Le soutien apporté par le CNC est de deux types. Le soutien dit automatique qui “rend” une partie de la taxe aux producteurs et distributeurs ayant générés la taxe. Pour la TSA, sur les entrée de cinéma, si le producteur est français, il perçoit 80 % de la taxe sur les entrées des films qu’il produit. Le CNC conserve lui 20 %. Des soutiens dits sélectifs existent par ailleurs. Les soutiens automatiques visent à concentrer le secteur cinématographique et audiovisuel, une minorité d’acteurs captent ainsi une majorité des aides. Ces sommes ont augmenté fortement avec l’augmentation des recettes. Cependant, elles n’ont pas pu être diminuées d’autant lors du recul des recettes. Le secteur cinématographique, notamment, est relativement fragile et doit faire face à des changements technologiques importants. 

Une originalité menacée ?

Au début du mois dernier, un rapport parlementaire propose de réformer le CNC. Il propose de plafonner les recettes perçus par le CNC. Autrement dit, en cas de hausse du rendement des taxes affectées au CNC, au-delà d’un certain seuil, ces taxes n’iraient plus au CNC. Une proposition qui n’a pour l’instant ni le soutien de la présidente du CNC, dont le mandat doit être renouvelé dans quelques jours, ni du ministre de la Culture. 

Pour la députée de Haute-Vienne Marie-Ange Magne, la mesure, combinée à d’autres, permettrait de redonner un caractère d’aide publique aux financements du CNC. L’auteure du rapport soutient que le système actuel, en échappant partiellement au contrôle du parlement et en ne définissant pas en amont le montant accordé aux versements des aides sort du cadre normal des finances publiques. À l’inverse, les défenseurs du système actuel soulignent qu’en cas de définition en amont d’un plafond, le risque est grand que l’Etat se serve dans le montant des taxes collectées. Pour ces derniers, il s’agirait d’une remise en cause de “l’exception culturelle” française. 

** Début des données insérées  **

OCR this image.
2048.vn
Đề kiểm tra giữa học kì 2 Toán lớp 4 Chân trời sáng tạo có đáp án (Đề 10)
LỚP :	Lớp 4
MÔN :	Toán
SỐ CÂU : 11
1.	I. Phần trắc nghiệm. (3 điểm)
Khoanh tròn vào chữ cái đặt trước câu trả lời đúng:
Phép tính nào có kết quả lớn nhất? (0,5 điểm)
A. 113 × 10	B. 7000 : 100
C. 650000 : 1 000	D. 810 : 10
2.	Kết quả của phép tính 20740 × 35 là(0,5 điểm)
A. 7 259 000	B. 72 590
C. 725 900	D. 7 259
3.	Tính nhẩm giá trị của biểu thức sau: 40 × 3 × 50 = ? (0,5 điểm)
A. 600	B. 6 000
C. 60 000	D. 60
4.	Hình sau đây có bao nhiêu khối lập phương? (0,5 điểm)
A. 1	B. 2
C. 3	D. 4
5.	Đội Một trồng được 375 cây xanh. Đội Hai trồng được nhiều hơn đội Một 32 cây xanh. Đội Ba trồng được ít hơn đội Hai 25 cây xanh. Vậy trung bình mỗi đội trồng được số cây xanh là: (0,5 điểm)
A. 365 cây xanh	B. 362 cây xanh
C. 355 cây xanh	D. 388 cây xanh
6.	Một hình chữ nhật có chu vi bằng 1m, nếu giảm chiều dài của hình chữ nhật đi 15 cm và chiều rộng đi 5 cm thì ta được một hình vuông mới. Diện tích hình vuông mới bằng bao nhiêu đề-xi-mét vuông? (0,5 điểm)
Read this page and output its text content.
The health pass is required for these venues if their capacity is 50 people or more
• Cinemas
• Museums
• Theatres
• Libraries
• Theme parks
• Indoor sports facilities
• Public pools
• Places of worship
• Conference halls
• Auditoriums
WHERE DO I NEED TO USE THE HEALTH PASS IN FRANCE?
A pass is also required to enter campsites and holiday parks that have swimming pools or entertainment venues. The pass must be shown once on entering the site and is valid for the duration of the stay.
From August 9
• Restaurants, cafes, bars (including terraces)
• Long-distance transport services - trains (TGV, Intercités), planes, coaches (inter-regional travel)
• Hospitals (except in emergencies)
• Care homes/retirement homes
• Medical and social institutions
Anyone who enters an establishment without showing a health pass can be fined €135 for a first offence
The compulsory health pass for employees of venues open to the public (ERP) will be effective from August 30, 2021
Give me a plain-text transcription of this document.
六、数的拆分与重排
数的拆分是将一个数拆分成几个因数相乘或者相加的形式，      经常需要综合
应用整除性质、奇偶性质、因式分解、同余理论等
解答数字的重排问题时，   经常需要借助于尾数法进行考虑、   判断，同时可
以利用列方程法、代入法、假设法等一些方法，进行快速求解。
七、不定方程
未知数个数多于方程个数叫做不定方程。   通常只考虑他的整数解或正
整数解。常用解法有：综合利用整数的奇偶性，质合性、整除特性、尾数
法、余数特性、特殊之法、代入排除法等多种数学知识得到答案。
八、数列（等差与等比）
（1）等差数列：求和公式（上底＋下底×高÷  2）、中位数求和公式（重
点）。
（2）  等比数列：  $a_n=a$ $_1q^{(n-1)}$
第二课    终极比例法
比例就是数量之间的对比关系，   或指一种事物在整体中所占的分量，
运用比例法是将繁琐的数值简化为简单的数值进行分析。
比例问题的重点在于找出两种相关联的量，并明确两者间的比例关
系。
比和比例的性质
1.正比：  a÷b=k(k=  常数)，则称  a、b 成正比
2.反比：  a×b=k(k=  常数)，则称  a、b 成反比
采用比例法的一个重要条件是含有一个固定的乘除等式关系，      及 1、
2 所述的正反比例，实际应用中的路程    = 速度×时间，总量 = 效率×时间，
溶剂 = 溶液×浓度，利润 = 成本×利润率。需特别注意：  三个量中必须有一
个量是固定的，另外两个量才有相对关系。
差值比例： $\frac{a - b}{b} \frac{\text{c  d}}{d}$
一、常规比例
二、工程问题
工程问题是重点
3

À ces débats, s’ajoute une autre concurrence. Celle entre les acteurs de l’audiovisuel et ceux du cinéma. L’engouement pour les séries télé et la stagnation des entrées en salle a conduit à ce que les premiers financent davantage que les seconds le CNC. Cependant la fragilité du secteur cinématographique, notamment du fait des mauvais résultats de Canal + , a conduit la CNC à davantage réduire ses aides au secteur audiovisuel qu’au secteur cinématographique. Ce dernier possède par ailleurs souvent davantage de levier dans l’opinion pour faire entendre sa voix. Il faut également noter qu’un complexe système encadre les relations entre les chaînes de télévisions et le cinéma, ces dernières ont notamment des obligations de financement et des contraintes de diffusion des films. 

Derrière ces affrontements, l’insuffisance de la protection du statut d’intermittents du spectacle persiste ainsi que les coupes budgétaires dans l’audiovisuel public. Autant d’éléments absents des réflexions et qui pourtant devraient être au coeur du financement public de l’audiovisuel et du cinéma en France.